Klarman’s soup analogy fits with Greenblatt’s view on why value investing will continue to work. Investor behavior hasn’t changed in the last century. Decisions are still made regardless of price. And that’s unlikely to change anytime soon.
The institutional investors, being short-term and relative performance oriented, are trying to all beat each other every three months, and hence will react to whichever direction the market is going in. As long as the market is generally flat to rising, they will stay in the market. But if they perceive that the market is going down — in other words, if the market starts to go down — they may all decide to get out at once, none of them wanting to be in longer than anybody else.
There is no question that indexing exacerbated the market movement upward. If we have a bad year or two it is easy to envision that institutions that had money in indexing might pull it out en masse, exacerbating the decline.
Remember this was 1991. The index fund is still in its infancy. Most money is actively managed by institutions. Pensions are a big part of retirement savings, but the 401k is starting to pick up steam. So is the growth in mutual funds. Recently retired Peter Lynch helped the cause after destroying the market.
Still, being different is risky when you’re fighting for fat fees based on last quarter’s returns. So why risk losing money to another institution or fund?

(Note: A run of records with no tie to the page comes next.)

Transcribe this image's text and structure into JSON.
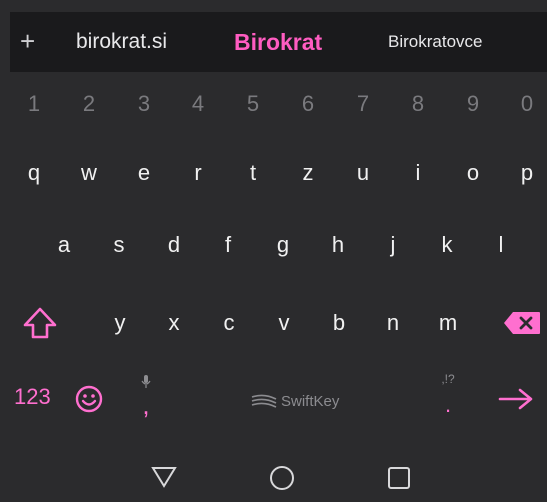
{
  "strip": {
    "left": "birokrat.si",
    "middle": "Birokrat",
    "right": "Birokratovce"
  },
  "number_row": [
    "1",
    "2",
    "3",
    "4",
    "5",
    "6",
    "7",
    "8",
    "9",
    "0"
  ],
  "row1": [
    "q",
    "w",
    "e",
    "r",
    "t",
    "z",
    "u",
    "i",
    "o",
    "p"
  ],
  "row2": [
    "a",
    "s",
    "d",
    "f",
    "g",
    "h",
    "j",
    "k",
    "l"
  ],
  "row3": [
    "y",
    "x",
    "c",
    "v",
    "b",
    "n",
    "m"
  ],
  "bottom": {
    "numbers_label": "123",
    "comma": ",",
    "space_brand": "SwiftKey",
    "period": ".",
    "period_alt": ",!?"
  },
  "colors": {
    "accent": "#ff6fcf",
    "background": "#2b2b2d",
    "strip": "#1a1a1c"
  },
  "icons": {
    "plus": "plus-icon",
    "shift": "shift-icon",
    "backspace": "backspace-icon",
    "emoji": "emoji-icon",
    "mic": "mic-icon",
    "enter": "enter-arrow-icon",
    "back": "nav-back-icon",
    "home": "nav-home-icon",
    "recents": "nav-recents-icon"
  }
}
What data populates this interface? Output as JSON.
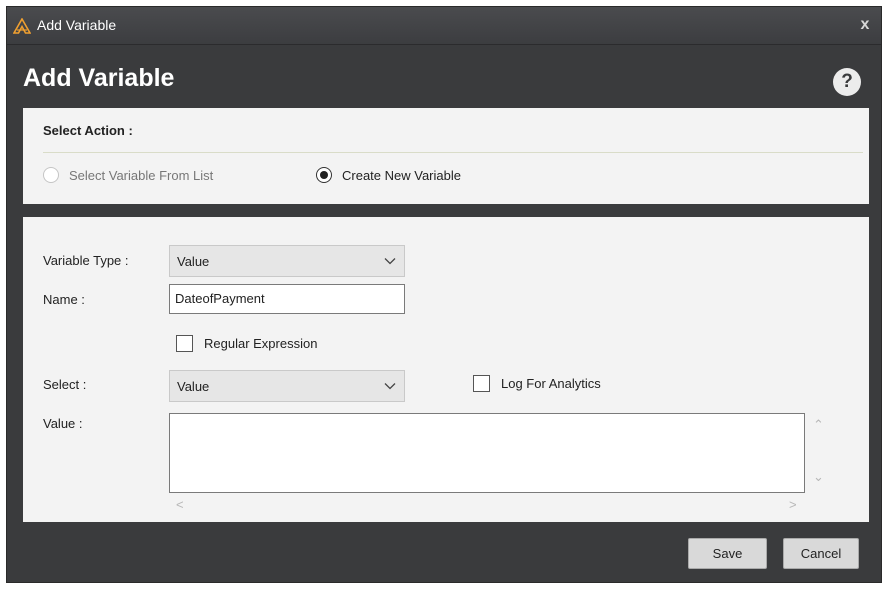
{
  "window": {
    "title": "Add Variable",
    "close_glyph": "x"
  },
  "header": {
    "title": "Add Variable",
    "help_glyph": "?"
  },
  "select_action": {
    "label": "Select Action :",
    "options": [
      {
        "label": "Select Variable From List",
        "selected": false,
        "enabled": false
      },
      {
        "label": "Create New Variable",
        "selected": true,
        "enabled": true
      }
    ]
  },
  "form": {
    "variable_type": {
      "label": "Variable Type :",
      "value": "Value"
    },
    "name": {
      "label": "Name :",
      "value": "DateofPayment"
    },
    "regular_expression": {
      "label": "Regular Expression",
      "checked": false
    },
    "select": {
      "label": "Select :",
      "value": "Value"
    },
    "log_for_analytics": {
      "label": "Log For Analytics",
      "checked": false
    },
    "value": {
      "label": "Value :",
      "text": ""
    }
  },
  "scroll_glyphs": {
    "up": "⌃",
    "down": "⌄",
    "left": "<",
    "right": ">"
  },
  "footer": {
    "save_label": "Save",
    "cancel_label": "Cancel"
  },
  "colors": {
    "window_bg": "#3a3b3d",
    "panel_bg": "#f3f3f3",
    "app_icon": "#f0a030"
  },
  "icons": {
    "app": "app-logo-icon",
    "close": "close-icon",
    "help": "help-icon",
    "dropdown": "chevron-down-icon"
  }
}
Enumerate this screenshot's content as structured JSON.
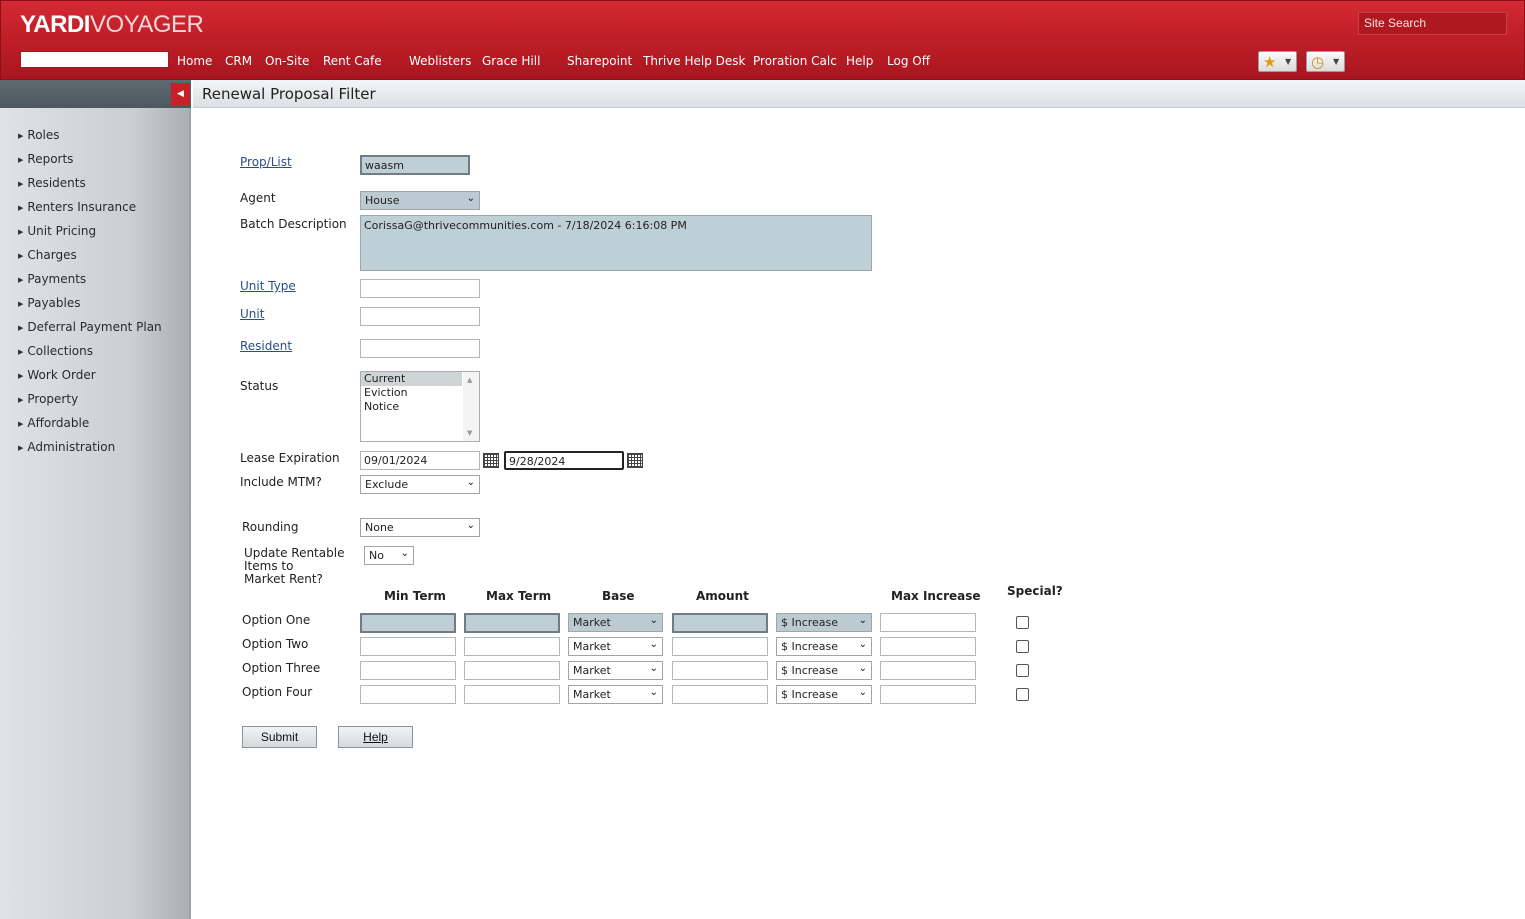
{
  "app": {
    "logo_yardi": "YARDI",
    "logo_voyager": "VOYAGER"
  },
  "header": {
    "search_value": "",
    "nav": [
      {
        "label": "Home"
      },
      {
        "label": "CRM"
      },
      {
        "label": "On-Site"
      },
      {
        "label": "Rent Cafe"
      },
      {
        "label": "Weblisters"
      },
      {
        "label": "Grace Hill"
      },
      {
        "label": "Sharepoint"
      },
      {
        "label": "Thrive Help Desk"
      },
      {
        "label": "Proration Calc"
      },
      {
        "label": "Help"
      },
      {
        "label": "Log Off"
      }
    ],
    "site_search": "Site Search",
    "icons": {
      "favorites": "star-icon",
      "history": "clock-icon",
      "dropdown": "caret-down-icon",
      "collapse": "triangle-left-icon",
      "calendar": "calendar-icon"
    },
    "glyphs": {
      "star": "★",
      "clock": "◷",
      "caret": "▼",
      "collapse": "◀",
      "bullet": "▶",
      "chevron": "⌄",
      "up": "▲",
      "down": "▼"
    }
  },
  "sidebar": {
    "items": [
      {
        "label": "Roles"
      },
      {
        "label": "Reports"
      },
      {
        "label": "Residents"
      },
      {
        "label": "Renters Insurance"
      },
      {
        "label": "Unit Pricing"
      },
      {
        "label": "Charges"
      },
      {
        "label": "Payments"
      },
      {
        "label": "Payables"
      },
      {
        "label": "Deferral Payment Plan"
      },
      {
        "label": "Collections"
      },
      {
        "label": "Work Order"
      },
      {
        "label": "Property"
      },
      {
        "label": "Affordable"
      },
      {
        "label": "Administration"
      }
    ]
  },
  "page": {
    "title": "Renewal Proposal Filter"
  },
  "form": {
    "prop_list": {
      "label": "Prop/List",
      "value": "waasm"
    },
    "agent": {
      "label": "Agent",
      "value": "House"
    },
    "batch_description": {
      "label": "Batch Description",
      "value": "CorissaG@thrivecommunities.com - 7/18/2024 6:16:08 PM"
    },
    "unit_type": {
      "label": "Unit Type",
      "value": ""
    },
    "unit": {
      "label": "Unit",
      "value": ""
    },
    "resident": {
      "label": "Resident",
      "value": ""
    },
    "status": {
      "label": "Status",
      "options": [
        "Current",
        "Eviction",
        "Notice"
      ],
      "selected": "Current"
    },
    "lease_expiration": {
      "label": "Lease Expiration",
      "from": "09/01/2024",
      "to": "9/28/2024"
    },
    "include_mtm": {
      "label": "Include MTM?",
      "value": "Exclude"
    },
    "rounding": {
      "label": "Rounding",
      "value": "None"
    },
    "update_rentable": {
      "label_line1": "Update Rentable",
      "label_line2": "Items to",
      "label_line3": "Market Rent?",
      "value": "No"
    },
    "columns": {
      "min_term": "Min Term",
      "max_term": "Max Term",
      "base": "Base",
      "amount": "Amount",
      "max_increase": "Max Increase",
      "special": "Special?"
    },
    "options": [
      {
        "label": "Option One",
        "min_term": "",
        "max_term": "",
        "base": "Market",
        "amount": "",
        "increase_type": "$ Increase",
        "max_increase": "",
        "special": false
      },
      {
        "label": "Option Two",
        "min_term": "",
        "max_term": "",
        "base": "Market",
        "amount": "",
        "increase_type": "$ Increase",
        "max_increase": "",
        "special": false
      },
      {
        "label": "Option Three",
        "min_term": "",
        "max_term": "",
        "base": "Market",
        "amount": "",
        "increase_type": "$ Increase",
        "max_increase": "",
        "special": false
      },
      {
        "label": "Option Four",
        "min_term": "",
        "max_term": "",
        "base": "Market",
        "amount": "",
        "increase_type": "$ Increase",
        "max_increase": "",
        "special": false
      }
    ],
    "submit_label": "Submit",
    "help_label": "Help"
  },
  "colors": {
    "brand_red": "#c11f28",
    "field_blue": "#bfcfd6",
    "link": "#2a4f86"
  }
}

This would later be explained by studies on career risk. Most managers would rather hug their benchmark index than be different and risk losing their job. Their short-term mindset failed them in the end. They never saw the long term risk of losing to index funds.
Of course, index funds offer the same opportunities. Klarman calls it mindless selling. He points out two specific areas:
One thing we want to look for is perhaps a market inefficiency or imperfection. And often these are caused by what we would call institutional constraints. The institutions, first of all, because of their tremendous size, and second of all, because many have gotten away from fundamental investing, tend to be prolific creators of opportunities. An example of this would be when a large company spins off a much smaller subsidiary and distributes the stock free to shareholders. The institutions tend to be natural sellers of the spinoffs…Either they would have to buy an enormous amount to justify a large position, or they sell. And they sell regardless of fundamentals, regardless of the price compared to the value.
Another type of rock we would look under would be when securities get downgraded from investment grade to below investment grade, i.e., distressed. In particular, many funds that own these are not permitted to own other than investment-grade securities. So when the downgrade happens, they have to sell, they have no choice, given the rules that they operate under. That may create a short-term supply/demand imbalance. Another opportunity created by selling that is not dictated by fundamentals.
Since 2008, spinoffs went from an overlooked opportunity to one that is mostly picked clean today. Any strategy that works well invites competition. When that happens, flexibility and patience helps.
So we tend to only make investments when we think there is a compelling opportunity being presented. And often we will hold a third or half in cash or even more, awaiting such opportunities.
Once the opportunities run dry, the competition dries up – most are scavengers looking for a quick buck – renewing the cycle of opportunity again.